External blows, those blows that come, or seem to come from outside, don't show their effects all at once. Internal blows, the ones that come from within, the products of the mind, are not felt until it's too late to do anything about them. When one eventually feels their effects, they induce a sense of finality, a sense that one will never be as good a man again.
The first kind of blow happens very quickly, whereas the other kind happens without your knowing it. But it is nonetheless realized suddenly. In other words, when you finally become aware that you're breaking down from within, it hits you hard in the face. This is the kind of crack-up that Fitzgerald has experienced in his own life.
Over time, he's come to feel increasingly isolated from those around him, from the things he used to enjoy. Whereas he was once quite gregarious, he studiously avoids other people whenever he can help it. Now that he's alone, Fitzgerald has become insulated from the ordinary cares of this world.
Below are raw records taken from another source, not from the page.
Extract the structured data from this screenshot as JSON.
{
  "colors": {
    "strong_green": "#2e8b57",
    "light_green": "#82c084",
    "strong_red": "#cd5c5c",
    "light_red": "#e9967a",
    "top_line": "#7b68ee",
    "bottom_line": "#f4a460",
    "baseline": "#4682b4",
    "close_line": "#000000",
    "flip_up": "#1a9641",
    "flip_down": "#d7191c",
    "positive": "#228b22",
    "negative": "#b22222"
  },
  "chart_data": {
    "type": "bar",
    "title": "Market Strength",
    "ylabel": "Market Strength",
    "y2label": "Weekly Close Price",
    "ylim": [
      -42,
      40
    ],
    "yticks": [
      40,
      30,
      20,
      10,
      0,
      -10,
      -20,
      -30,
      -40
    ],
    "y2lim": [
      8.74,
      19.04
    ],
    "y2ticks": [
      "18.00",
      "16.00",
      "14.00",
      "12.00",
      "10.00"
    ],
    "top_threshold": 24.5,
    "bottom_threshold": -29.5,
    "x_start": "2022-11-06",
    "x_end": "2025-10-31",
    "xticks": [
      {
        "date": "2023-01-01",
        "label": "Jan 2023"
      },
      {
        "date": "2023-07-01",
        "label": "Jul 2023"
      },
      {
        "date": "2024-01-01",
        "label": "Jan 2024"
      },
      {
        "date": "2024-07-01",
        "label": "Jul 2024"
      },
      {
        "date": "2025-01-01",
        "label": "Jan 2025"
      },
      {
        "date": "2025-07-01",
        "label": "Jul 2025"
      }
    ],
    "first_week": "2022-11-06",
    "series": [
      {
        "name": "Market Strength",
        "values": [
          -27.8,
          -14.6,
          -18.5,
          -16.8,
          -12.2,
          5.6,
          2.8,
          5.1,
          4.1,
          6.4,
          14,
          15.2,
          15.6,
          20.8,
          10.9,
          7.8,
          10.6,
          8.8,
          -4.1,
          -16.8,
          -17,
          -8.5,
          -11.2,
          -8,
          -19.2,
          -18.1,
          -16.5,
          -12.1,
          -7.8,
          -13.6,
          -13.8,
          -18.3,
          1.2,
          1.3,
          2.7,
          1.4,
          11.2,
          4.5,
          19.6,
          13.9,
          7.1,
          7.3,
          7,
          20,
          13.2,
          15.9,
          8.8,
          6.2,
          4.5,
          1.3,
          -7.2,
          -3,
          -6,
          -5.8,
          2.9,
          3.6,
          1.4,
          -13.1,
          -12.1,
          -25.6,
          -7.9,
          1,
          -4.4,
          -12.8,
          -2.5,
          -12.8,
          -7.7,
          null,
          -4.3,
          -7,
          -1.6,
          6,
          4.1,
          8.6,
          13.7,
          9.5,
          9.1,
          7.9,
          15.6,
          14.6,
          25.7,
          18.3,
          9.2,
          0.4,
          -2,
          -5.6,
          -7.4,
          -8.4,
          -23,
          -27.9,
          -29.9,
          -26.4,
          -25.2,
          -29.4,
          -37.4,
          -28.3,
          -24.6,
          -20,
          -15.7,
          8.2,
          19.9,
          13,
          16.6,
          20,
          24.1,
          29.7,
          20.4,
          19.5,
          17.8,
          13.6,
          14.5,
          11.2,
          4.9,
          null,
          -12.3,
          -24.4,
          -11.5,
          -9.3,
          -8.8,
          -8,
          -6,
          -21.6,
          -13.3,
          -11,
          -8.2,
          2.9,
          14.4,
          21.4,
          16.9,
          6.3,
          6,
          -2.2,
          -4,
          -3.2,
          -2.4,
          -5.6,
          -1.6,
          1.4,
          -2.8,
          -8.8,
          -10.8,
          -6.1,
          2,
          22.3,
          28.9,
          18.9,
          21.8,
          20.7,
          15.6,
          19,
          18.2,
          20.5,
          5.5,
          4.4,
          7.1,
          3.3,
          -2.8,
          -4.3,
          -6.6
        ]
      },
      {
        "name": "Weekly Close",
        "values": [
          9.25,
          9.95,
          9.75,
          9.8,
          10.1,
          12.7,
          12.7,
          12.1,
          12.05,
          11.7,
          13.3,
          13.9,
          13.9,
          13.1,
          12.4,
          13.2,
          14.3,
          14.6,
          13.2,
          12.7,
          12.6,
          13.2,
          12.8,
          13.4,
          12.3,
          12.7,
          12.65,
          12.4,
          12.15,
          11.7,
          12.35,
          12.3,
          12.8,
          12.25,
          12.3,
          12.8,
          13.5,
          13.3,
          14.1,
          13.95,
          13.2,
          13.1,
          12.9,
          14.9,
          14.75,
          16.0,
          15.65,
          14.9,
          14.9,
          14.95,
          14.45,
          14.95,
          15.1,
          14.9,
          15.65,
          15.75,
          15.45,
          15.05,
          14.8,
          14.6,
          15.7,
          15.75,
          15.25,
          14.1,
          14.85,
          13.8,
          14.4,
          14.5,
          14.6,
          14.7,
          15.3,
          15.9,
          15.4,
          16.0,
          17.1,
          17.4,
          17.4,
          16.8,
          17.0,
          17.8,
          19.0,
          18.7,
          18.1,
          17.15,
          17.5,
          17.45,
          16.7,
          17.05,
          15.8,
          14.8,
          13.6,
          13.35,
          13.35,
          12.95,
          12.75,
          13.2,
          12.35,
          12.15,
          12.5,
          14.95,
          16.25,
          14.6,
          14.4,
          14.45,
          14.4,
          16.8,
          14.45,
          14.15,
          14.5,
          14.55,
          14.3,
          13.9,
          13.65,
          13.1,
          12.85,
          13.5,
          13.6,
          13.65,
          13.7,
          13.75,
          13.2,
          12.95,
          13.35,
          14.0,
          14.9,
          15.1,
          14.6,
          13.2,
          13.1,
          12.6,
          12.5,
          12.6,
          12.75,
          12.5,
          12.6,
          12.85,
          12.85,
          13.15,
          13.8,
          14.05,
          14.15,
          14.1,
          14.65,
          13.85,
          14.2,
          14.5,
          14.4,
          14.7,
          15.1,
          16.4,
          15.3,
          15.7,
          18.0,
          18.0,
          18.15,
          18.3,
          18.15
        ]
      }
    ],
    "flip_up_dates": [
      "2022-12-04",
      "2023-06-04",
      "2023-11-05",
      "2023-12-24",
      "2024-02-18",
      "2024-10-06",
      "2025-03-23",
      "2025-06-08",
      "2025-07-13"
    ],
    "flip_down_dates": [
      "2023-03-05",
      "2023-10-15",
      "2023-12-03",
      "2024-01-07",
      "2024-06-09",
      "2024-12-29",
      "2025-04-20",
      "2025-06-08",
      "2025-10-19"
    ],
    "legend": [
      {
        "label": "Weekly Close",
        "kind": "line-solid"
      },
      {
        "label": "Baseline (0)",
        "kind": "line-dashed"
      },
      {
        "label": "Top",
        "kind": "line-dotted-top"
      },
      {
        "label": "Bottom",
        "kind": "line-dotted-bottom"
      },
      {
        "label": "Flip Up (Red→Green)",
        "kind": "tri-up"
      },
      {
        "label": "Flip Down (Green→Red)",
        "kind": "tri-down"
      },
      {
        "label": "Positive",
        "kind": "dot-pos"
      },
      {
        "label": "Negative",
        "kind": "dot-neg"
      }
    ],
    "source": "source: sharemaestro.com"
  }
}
Although Fitzgerald speaks candidly of the realization of his cracking-up as being “not an unhappy time,” he readily confesses that the two years in which he was in this state involved a lack of direction and a loss of confidence in his independence.
In addition, he started hating people for no good reason and becoming bitter about trivial things such as the sound of the radio or advertisements in magazines. And for good measure, he found it difficult to sleep and hated the day because it went towards night.
Whatever Fitzgerald may say otherwise, it seems fairly obvious that his internal breakdown, or crack-up, was anything but a happy experience for him.